Growth occurs rapidly after about three years, especially if planted out and freed from the restrictions of pot culture. Cocoides flowers and fruits after only twelve years in such diverse countries as New Zealand and Italy, underlying its adaptability to Mediterranean type climates. I've seen both cocoides and torallyi growing indoors as young plants in the temperate house at Kew Gardens. They looked identical although labelled differently. In general terms it is possible to identify which species your seeds are by examining the ridges on them. Both sunkha and cocoides have less obvious ridges on the endocarp.

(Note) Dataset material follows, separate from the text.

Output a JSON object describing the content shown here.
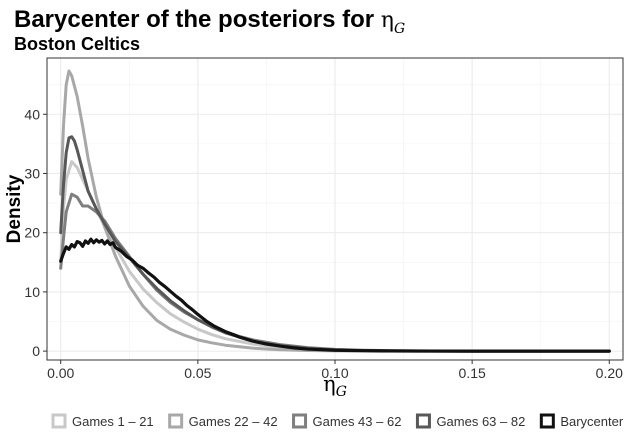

Torallyi var. torallyi seeds have three prominent ridges while var. microcarpa has three inconspicuous ridges.

A small Parajubaea is also planted outdoors at Kew in the Duke's garden although it is very difficult to see in summer, as there is a big, leafy tree in the way. It is easier to see in winter as the tree is deciduous. It survived last winter's mild temperatures without damage, helped by an extremely protected position between two brick walls.

Parajubaea may never be available commercially in Europe. The lack of seed, coupled with its erratic and lengthy germination, and its dislike for pot culture, makes it an unsuitable choice for nurseries demanding fast moving product lines. Purchasing seeds will probably remain the best way to gain access to such a tropical looking palm. It is another of those new, experimental palms from high altitude mountain ranges of the world like Caryota 'himalaya' and Ceroxylon - not yet assessed in colder climates but all requiring similar growing conditions, that can endure moderate frost, can thrive in cool summers and are highly ornamental.